Но это простое по форме произведение может иметь потрясающую силу, а древний жанр рассказа находится в постоянном развитии. Отличное подтверждение этому дала, например, Вирджиния Вульф в своей статье о современной художественной прозе. И, что особенно приятно, сделала это «на русском материале». Итак, «проблема для писателя как в настоящем, так, мы полагаем, и в прошлом — изобретение способа остаться свободным, чтобы записать то, что будет выбрано им из жизни. Он должен иметь мужество сказать, что его интересует не «это», а «то», и только «то» может лечь в основу его произведения. Для модернистов представляет особый интерес «то», расположенное в подсознании, в труднодоступных глубинах психологии. Акцент сразу же перемещается на «то», чего прежде совсем не замечали, становится необходимым другой рисунок; нам его трудно схватить, нашим предшественникам он был вовсе недоступен.

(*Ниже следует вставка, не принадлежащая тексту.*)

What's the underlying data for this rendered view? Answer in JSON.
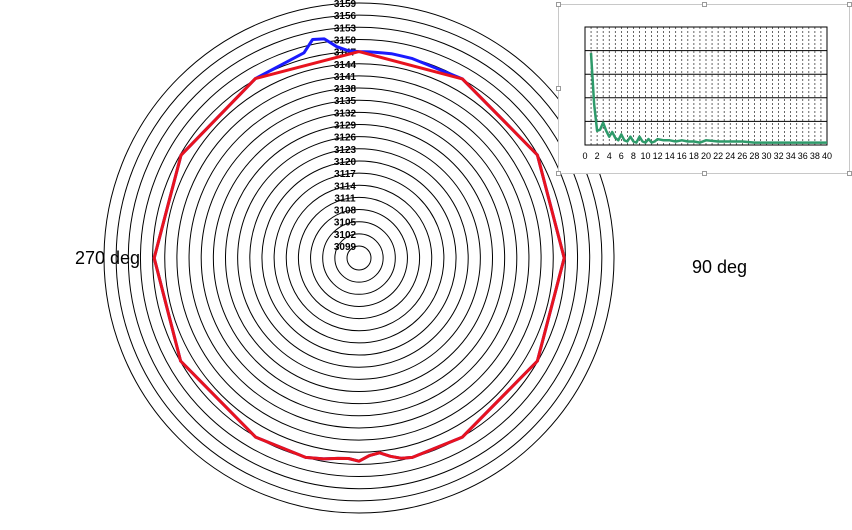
{
  "polar_chart": {
    "left_angle_label": "270 deg",
    "right_angle_label": "90 deg"
  },
  "inset_chart": {
    "x_tick_labels": [
      "0",
      "2",
      "4",
      "6",
      "8",
      "10",
      "12",
      "14",
      "16",
      "18",
      "20",
      "22",
      "24",
      "26",
      "28",
      "30",
      "32",
      "34",
      "36",
      "38",
      "40"
    ]
  },
  "colors": {
    "ring": "#000000",
    "series_blue": "#1a1aff",
    "series_red": "#e8131e",
    "spectrum_green": "#2e9a6a",
    "inset_border": "#c8c8c8"
  },
  "chart_data": [
    {
      "type": "line",
      "subtype": "polar",
      "radial_tick_labels": [
        "3099",
        "3102",
        "3105",
        "3108",
        "3111",
        "3114",
        "3117",
        "3120",
        "3123",
        "3126",
        "3129",
        "3132",
        "3135",
        "3138",
        "3141",
        "3144",
        "3147",
        "3150",
        "3153",
        "3156",
        "3159"
      ],
      "r_range": [
        3099,
        3159
      ],
      "angle_labels": [
        "270 deg",
        "90 deg"
      ],
      "angle_units": "deg",
      "series": [
        {
          "color": "#1a1aff",
          "theta": [
            0,
            3,
            6,
            9,
            12,
            15,
            30,
            60,
            90,
            120,
            150,
            165,
            170,
            174,
            177,
            180,
            183,
            186,
            189,
            192,
            195,
            210,
            240,
            270,
            300,
            330,
            345,
            348,
            351,
            354,
            357,
            360
          ],
          "r": [
            3147,
            3147.3,
            3148.5,
            3150.8,
            3151.2,
            3148.5,
            3147.2,
            3146.8,
            3146.6,
            3146.9,
            3147.1,
            3147.0,
            3146.4,
            3145.8,
            3145.6,
            3146.2,
            3144.9,
            3144.4,
            3145.6,
            3146.6,
            3147.0,
            3147.1,
            3146.9,
            3146.7,
            3146.9,
            3147.1,
            3147.0,
            3147.0,
            3147.1,
            3147.0,
            3147.0,
            3147
          ]
        },
        {
          "color": "#e8131e",
          "theta": [
            0,
            30,
            60,
            90,
            120,
            150,
            165,
            170,
            174,
            177,
            180,
            183,
            186,
            189,
            192,
            195,
            210,
            240,
            270,
            300,
            330,
            360
          ],
          "r": [
            3147,
            3147.2,
            3146.8,
            3146.6,
            3146.9,
            3147.1,
            3147.0,
            3146.4,
            3145.8,
            3145.6,
            3146.2,
            3144.9,
            3144.4,
            3145.6,
            3146.6,
            3147.0,
            3147.1,
            3146.9,
            3146.7,
            3146.9,
            3147.1,
            3147
          ]
        }
      ],
      "grid": true
    },
    {
      "type": "line",
      "x_tick_labels": [
        "0",
        "2",
        "4",
        "6",
        "8",
        "10",
        "12",
        "14",
        "16",
        "18",
        "20",
        "22",
        "24",
        "26",
        "28",
        "30",
        "32",
        "34",
        "36",
        "38",
        "40"
      ],
      "xlim": [
        0,
        40
      ],
      "ylim": [
        0,
        1
      ],
      "grid": true,
      "series": [
        {
          "color": "#2e9a6a",
          "x": [
            1,
            1.5,
            2,
            2.5,
            3,
            3.5,
            4,
            4.5,
            5,
            5.5,
            6,
            6.5,
            7,
            7.5,
            8,
            8.5,
            9,
            9.5,
            10,
            10.5,
            11,
            11.5,
            12,
            13,
            14,
            15,
            16,
            17,
            18,
            19,
            20,
            22,
            24,
            26,
            28,
            30,
            32,
            34,
            36,
            38,
            40
          ],
          "y": [
            0.78,
            0.35,
            0.12,
            0.13,
            0.19,
            0.12,
            0.07,
            0.11,
            0.06,
            0.04,
            0.09,
            0.04,
            0.03,
            0.07,
            0.03,
            0.02,
            0.07,
            0.03,
            0.02,
            0.05,
            0.02,
            0.03,
            0.05,
            0.04,
            0.04,
            0.03,
            0.04,
            0.03,
            0.03,
            0.02,
            0.04,
            0.03,
            0.03,
            0.03,
            0.02,
            0.02,
            0.02,
            0.02,
            0.02,
            0.02,
            0.02
          ]
        }
      ]
    }
  ]
}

Никто другой, как современник, никто, может быть, кроме русского, не почувствовал бы интереса к ситуации, которую Чехов сделал основой своего рассказа «Гусев». Несколько больных солдат лежат на корабле, увозящем их в Россию. Нам даются обрывки их разговоров и мыслей, один из них умирает, его уносят, некоторое время разговор продолжается, затем умирает сам Гусев, и его, как «морковь или редьку», выбрасывают за борт. Акцент падает на такие неожиданные места, что порой кажется, что его вообще нет, а потом, когда глаза привыкают к сумеркам и различают очертания предметов в пространстве, мы начинаем понимать, насколько совершенен рассказ, как точно и верно в соответствии со своим видением Чехов выбрал одно, другое, третье, собрал их в единое целое, чтобы создать нечто новое.

Невозможно сказать «это комично» или «это трагично», так же как нельзя с полной уверенностью утверждать (поскольку нас учили, что короткие рассказы должны быть компактными), является ли это произведение, столь расплывчатое и незаконченное, вообще рассказом».